Fibrates and statins tend not to be used together due to increased risk of rhabdomyolysis.



Nicotinic acid (=vitamin B3) blocks breakdown of fats in adipose tissue. 
It can cause facial flushing.




For the really keen:
NICE lipid modification guide

After those heavy-going battles lets tackle something light - restless legs syndrome...                             

MRCP revision battle 29.5: Restless legs syndrome

Restless legs syndrome, sometimes known as Ekbom's syndrome, is a condition in which a person has unpleasant sensations in their legs and a desire to move them.


Restless legs may be idiopathic or secondary to:
  • pregnancy
  • iron deficiency
  • ureamia
  • diabetes
  • RA

1st line treatments are dopamine agonists such as pramipexole
2nd line treatments include benzodiazepines or gabapentin.

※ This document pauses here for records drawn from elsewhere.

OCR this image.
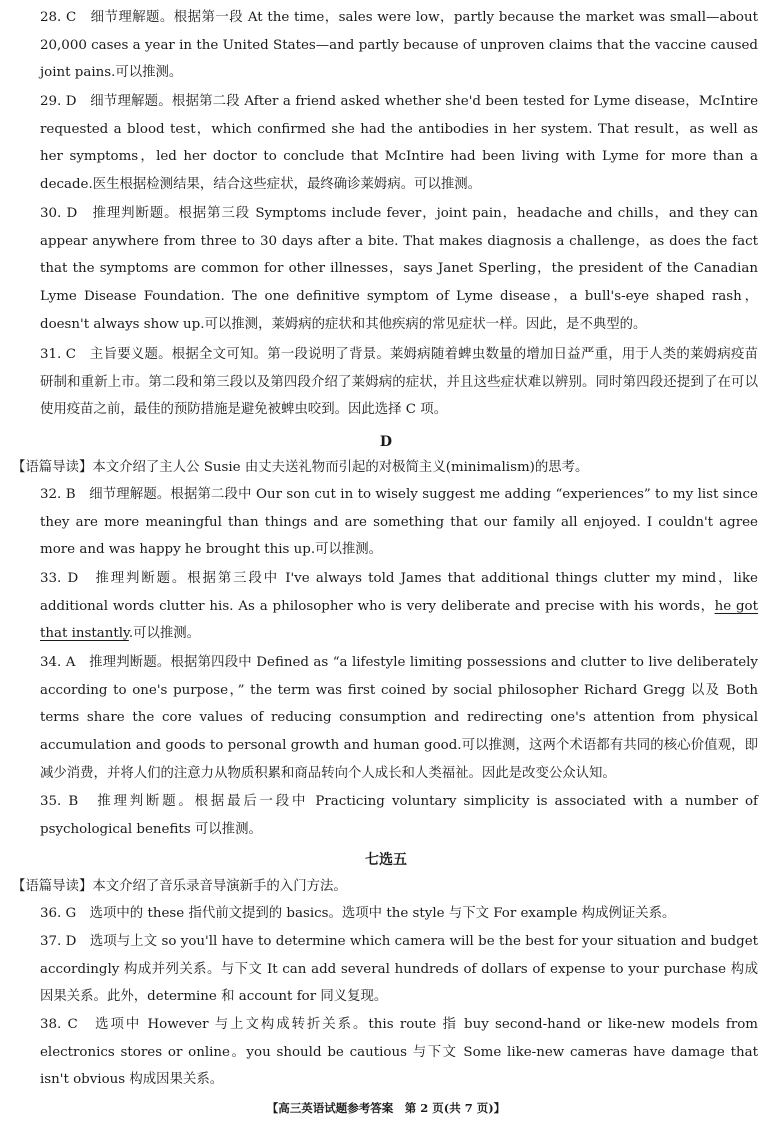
28. C　细节理解题。根据第一段 At the time，sales were low，partly because the market was small—about 20,000 cases a year in the United States—and partly because of unproven claims that the vaccine caused joint pains.可以推测。

29. D　细节理解题。根据第二段 After a friend asked whether she'd been tested for Lyme disease，McIntire requested a blood test，which confirmed she had the antibodies in her system. That result，as well as her symptoms，led her doctor to conclude that McIntire had been living with Lyme for more than a decade.医生根据检测结果，结合这些症状，最终确诊莱姆病。可以推测。

30. D　推理判断题。根据第三段 Symptoms include fever，joint pain，headache and chills，and they can appear anywhere from three to 30 days after a bite. That makes diagnosis a challenge，as does the fact that the symptoms are common for other illnesses，says Janet Sperling，the president of the Canadian Lyme Disease Foundation. The one definitive symptom of Lyme disease，a bull's-eye shaped rash，doesn't always show up.可以推测，莱姆病的症状和其他疾病的常见症状一样。因此，是不典型的。

31. C　主旨要义题。根据全文可知。第一段说明了背景。莱姆病随着蜱虫数量的增加日益严重，用于人类的莱姆病疫苗研制和重新上市。第二段和第三段以及第四段介绍了莱姆病的症状，并且这些症状难以辨别。同时第四段还提到了在可以使用疫苗之前，最佳的预防措施是避免被蜱虫咬到。因此选择 C 项。

D
【语篇导读】本文介绍了主人公 Susie 由丈夫送礼物而引起的对极简主义(minimalism)的思考。

32. B　细节理解题。根据第二段中 Our son cut in to wisely suggest me adding “experiences” to my list since they are more meaningful than things and are something that our family all enjoyed. I couldn't agree more and was happy he brought this up.可以推测。

33. D　推理判断题。根据第三段中 I've always told James that additional things clutter my mind，like additional words clutter his. As a philosopher who is very deliberate and precise with his words，he got that instantly.可以推测。

34. A　推理判断题。根据第四段中 Defined as “a lifestyle limiting possessions and clutter to live deliberately according to one's purpose，” the term was first coined by social philosopher Richard Gregg 以及 Both terms share the core values of reducing consumption and redirecting one's attention from physical accumulation and goods to personal growth and human good.可以推测，这两个术语都有共同的核心价值观，即减少消费，并将人们的注意力从物质积累和商品转向个人成长和人类福祉。因此是改变公众认知。

35. B　推理判断题。根据最后一段中 Practicing voluntary simplicity is associated with a number of psychological benefits 可以推测。

七选五
【语篇导读】本文介绍了音乐录音导演新手的入门方法。

36. G　选项中的 these 指代前文提到的 basics。选项中 the style 与下文 For example 构成例证关系。

37. D　选项与上文 so you'll have to determine which camera will be the best for your situation and budget accordingly 构成并列关系。与下文 It can add several hundreds of dollars of expense to your purchase 构成因果关系。此外，determine 和 account for 同义复现。

38. C　选项中 However 与上文构成转折关系。this route 指 buy second-hand or like-new models from electronics stores or online。you should be cautious 与下文 Some like-new cameras have damage that isn't obvious 构成因果关系。

【高三英语试题参考答案　第 2 页(共 7 页)】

To keep the neurones jumping lets move on to a completely different topic again - histiocytosis X...

MRCP revision battle 29.6: Histiocytosis X

Histocytosis X, aka Langerhans-cell histiocytosis, is a group of disorders in which there is organ infiltration by granulomatous lesions containing clonally proliferated dendrintic (=Langerhams) cells.

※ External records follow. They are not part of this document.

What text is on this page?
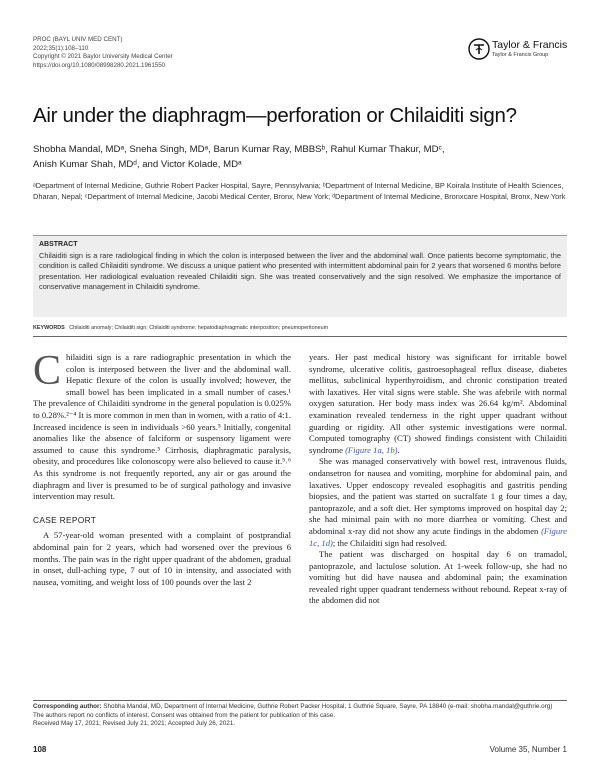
PROC (BAYL UNIV MED CENT)
2022;35(1):108–110
Copyright © 2021 Baylor University Medical Center
https://doi.org/10.1080/08998280.2021.1961550
Taylor & Francis
Taylor & Francis Group
Air under the diaphragm—perforation or Chilaiditi sign?
Shobha Mandal, MDᵃ, Sneha Singh, MDᵃ, Barun Kumar Ray, MBBSᵇ, Rahul Kumar Thakur, MDᶜ,
Anish Kumar Shah, MDᵈ, and Victor Kolade, MDᵃ
ᵃDepartment of Internal Medicine, Guthrie Robert Packer Hospital, Sayre, Pennsylvania; ᵇDepartment of Internal Medicine, BP Koirala Institute of Health Sciences, Dharan, Nepal; ᶜDepartment of Internal Medicine, Jacobi Medical Center, Bronx, New York; ᵈDepartment of Internal Medicine, Bronxcare Hospital, Bronx, New York
ABSTRACT
Chilaiditi sign is a rare radiological finding in which the colon is interposed between the liver and the abdominal wall. Once patients become symptomatic, the condition is called Chilaiditi syndrome. We discuss a unique patient who presented with intermittent abdominal pain for 2 years that worsened 6 months before presentation. Her radiological evaluation revealed Chilaiditi sign. She was treated conservatively and the sign resolved. We emphasize the importance of conservative management in Chilaiditi syndrome.
KEYWORDS Chilaiditi anomaly; Chilaiditi sign; Chilaiditi syndrome; hepatodiaphragmatic interposition; pneumoperitoneum

Chilaiditi sign is a rare radiographic presentation in which the colon is interposed between the liver and the abdominal wall. Hepatic flexure of the colon is usually involved; however, the small bowel has been implicated in a small number of cases.¹ The prevalence of Chilaiditi syndrome in the general population is 0.025% to 0.28%.²⁻⁴ It is more common in men than in women, with a ratio of 4:1. Increased incidence is seen in individuals >60 years.⁵ Initially, congenital anomalies like the absence of falciform or suspensory ligament were assumed to cause this syndrome.⁵ Cirrhosis, diaphragmatic paralysis, obesity, and procedures like colonoscopy were also believed to cause it.⁵˒⁶ As this syndrome is not frequently reported, any air or gas around the diaphragm and liver is presumed to be of surgical pathology and invasive intervention may result.

CASE REPORT

A 57-year-old woman presented with a complaint of postprandial abdominal pain for 2 years, which had worsened over the previous 6 months. The pain was in the right upper quadrant of the abdomen, gradual in onset, dull-aching type, 7 out of 10 in intensity, and associated with nausea, vomiting, and weight loss of 100 pounds over the last 2

years. Her past medical history was significant for irritable bowel syndrome, ulcerative colitis, gastroesophageal reflux disease, diabetes mellitus, subclinical hyperthyroidism, and chronic constipation treated with laxatives. Her vital signs were stable. She was afebrile with normal oxygen saturation. Her body mass index was 26.64 kg/m². Abdominal examination revealed tenderness in the right upper quadrant without guarding or rigidity. All other systemic investigations were normal. Computed tomography (CT) showed findings consistent with Chilaiditi syndrome (Figure 1a, 1b).

She was managed conservatively with bowel rest, intravenous fluids, ondansetron for nausea and vomiting, morphine for abdominal pain, and laxatives. Upper endoscopy revealed esophagitis and gastritis pending biopsies, and the patient was started on sucralfate 1 g four times a day, pantoprazole, and a soft diet. Her symptoms improved on hospital day 2; she had minimal pain with no more diarrhea or vomiting. Chest and abdominal x-ray did not show any acute findings in the abdomen (Figure 1c, 1d); the Chilaiditi sign had resolved.

The patient was discharged on hospital day 6 on tramadol, pantoprazole, and lactulose solution. At 1-week follow-up, she had no vomiting but did have nausea and abdominal pain; the examination revealed right upper quadrant tenderness without rebound. Repeat x-ray of the abdomen did not

Corresponding author: Shobha Mandal, MD, Department of Internal Medicine, Guthrie Robert Packer Hospital, 1 Guthrie Square, Sayre, PA 18840 (e-mail: shobha.mandal@guthrie.org)
The authors report no conflicts of interest. Consent was obtained from the patient for publication of this case.
Received May 17, 2021; Revised July 21, 2021; Accepted July 26, 2021.
108	Volume 35, Number 1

The most commonly affected organs are lungs and bones.


Lung histiocytosis tends to affect young adults and is commonest in smokers.

The CXR shows multiple ring shadows with diffuse reticulo-nodular opacities affecting mainly the upper and mid zones.


Biopsy would show characteristic Birbeck granules.


Treatment is ?local excision, ?steroids.


Now onwards for a run of the last 3 short battles of the day, starting with Bartter's Syndrome...

MRCP revision battle 29.7: Bartter's Syndrome

Bartter's Syndrome is an autosomal recessive condition in which there is defective chloride reabsorption in the Na-K-2Cl channels in the loop of Henle resulting in severe hypokalaemia.


It presents in childhood with failure to thrive and polyuria/polydipsia


Blood pressure is normal/low.

There is hyperreninaemia and hypertrophy of the JGA.


Treatment is with potassium replacement and NSAIDs.


Next... Gitelman Syndrome....

MRCP revision battle 29.8: Gitelman Syndrome

Gitelman Syndrome is an autosomal recessive disorder in which there is decreased salt reabsorption in the distal tubule resulting in hypokalaemia due to secondary hyperaldosteronism.


Patients with Gitelman Syndrome have:
  • metabolic alkalosis
  • low potassium
  • low magnesium
  • usually normal blood pressure

Treatment is magnesium and potassium replacement.


Finally - Liddles!

MRCP revision battle 29.9: Liddle's Syndrome

Liddle's syndrome is an autosomal dominant condition caused by enhanced sodium reabsorption in the DCT.

It results in:
  • hypertension
  • hypokalaemia
  • metabolic alkalosis

Treatment is salt restriction, potassium, amiloride.